Saray’da yapılan e-İnsan Programı’nda konuştu Cumhurbaşkanı Erdoğan. Şehir hastanelerinin geldiği noktaya dikkat çekti, konuyu Amasra maden faciasına getirip şunları dedi:

“Amasra’daki maden kazasında 41 şehidimiz var. Yaralılara da anında müdahale ederek onları sağlıklarına kavuşturmak için mücadele ediliyor. Olayda altı kişi de ağır yaralandı. Hastanede ziyaret ettiğim yaralılardan bir tanesinin şuuru açık. Diğer beş yaralının durumu biraz sıkıntılı. Belediye başkanlığım döneminde İstanbul’da yanık için bir hastane veya bir hastanede böyle bir bölüm yoktu. Bir tane söylediler orayı gezdim, gezdiğimde maalesef paslı küvetler vardı.

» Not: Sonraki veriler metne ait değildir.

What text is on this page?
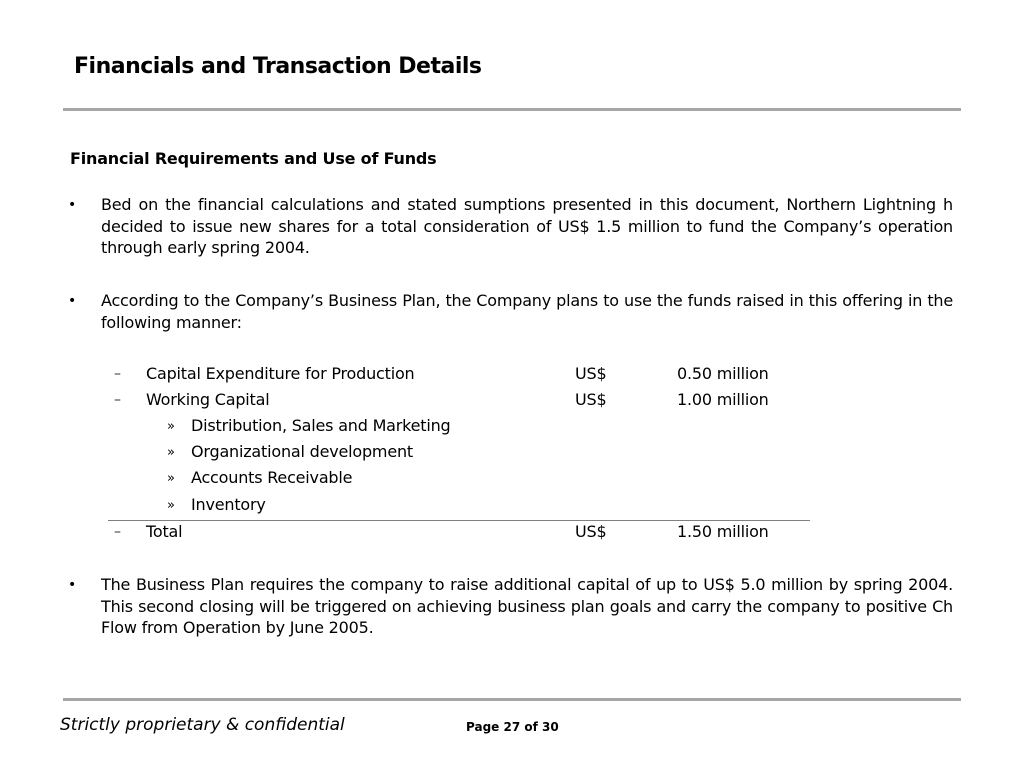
Financials and Transaction Details
Financial Requirements and Use of Funds
• Bed on the financial calculations and stated sumptions presented in this document, Northern Lightning h decided to issue new shares for a total consideration of US$ 1.5 million to fund the Company’s operation through early spring 2004.
• According to the Company’s Business Plan, the Company plans to use the funds raised in this offering in the following manner:
– Capital Expenditure for Production	US$	0.50 million
– Working Capital	US$	1.00 million
» Distribution, Sales and Marketing
» Organizational development
» Accounts Receivable
» Inventory
– Total	US$	1.50 million
• The Business Plan requires the company to raise additional capital of up to US$ 5.0 million by spring 2004. This second closing will be triggered on achieving business plan goals and carry the company to positive Ch Flow from Operation by June 2005.
Strictly proprietary & confidential	Page 27 of 30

Ama şimdi bunları aştık. Şu anda bizim şehir hastanelerimizde böyle bir sıkıntı yok! İstanbul’daki Çam ve Sakura Hastanemizde tedavi gören, yanık durumları ağır olan yüzde 60, yüzde 80 konumundaki bu hastalarımızın şu anda Türkiye’de adeta bir numara konumunda olan profesörlerimiz tarafından tedavileri yapılıyor! Estetikte şu anda yine aramızda olan değerli hocalarımız, Türkiye’de çok çok ciddi operasyonlar gerçekleştiriyorlar. Nereden nereye geldiğimizi söyleme bakımından bunlar çok önemli...”

Usta, ustalığının 20. yılında aynen bunları söyledi.

Neredeeen nereye geldiğimizi göstermiş oldu hepimize!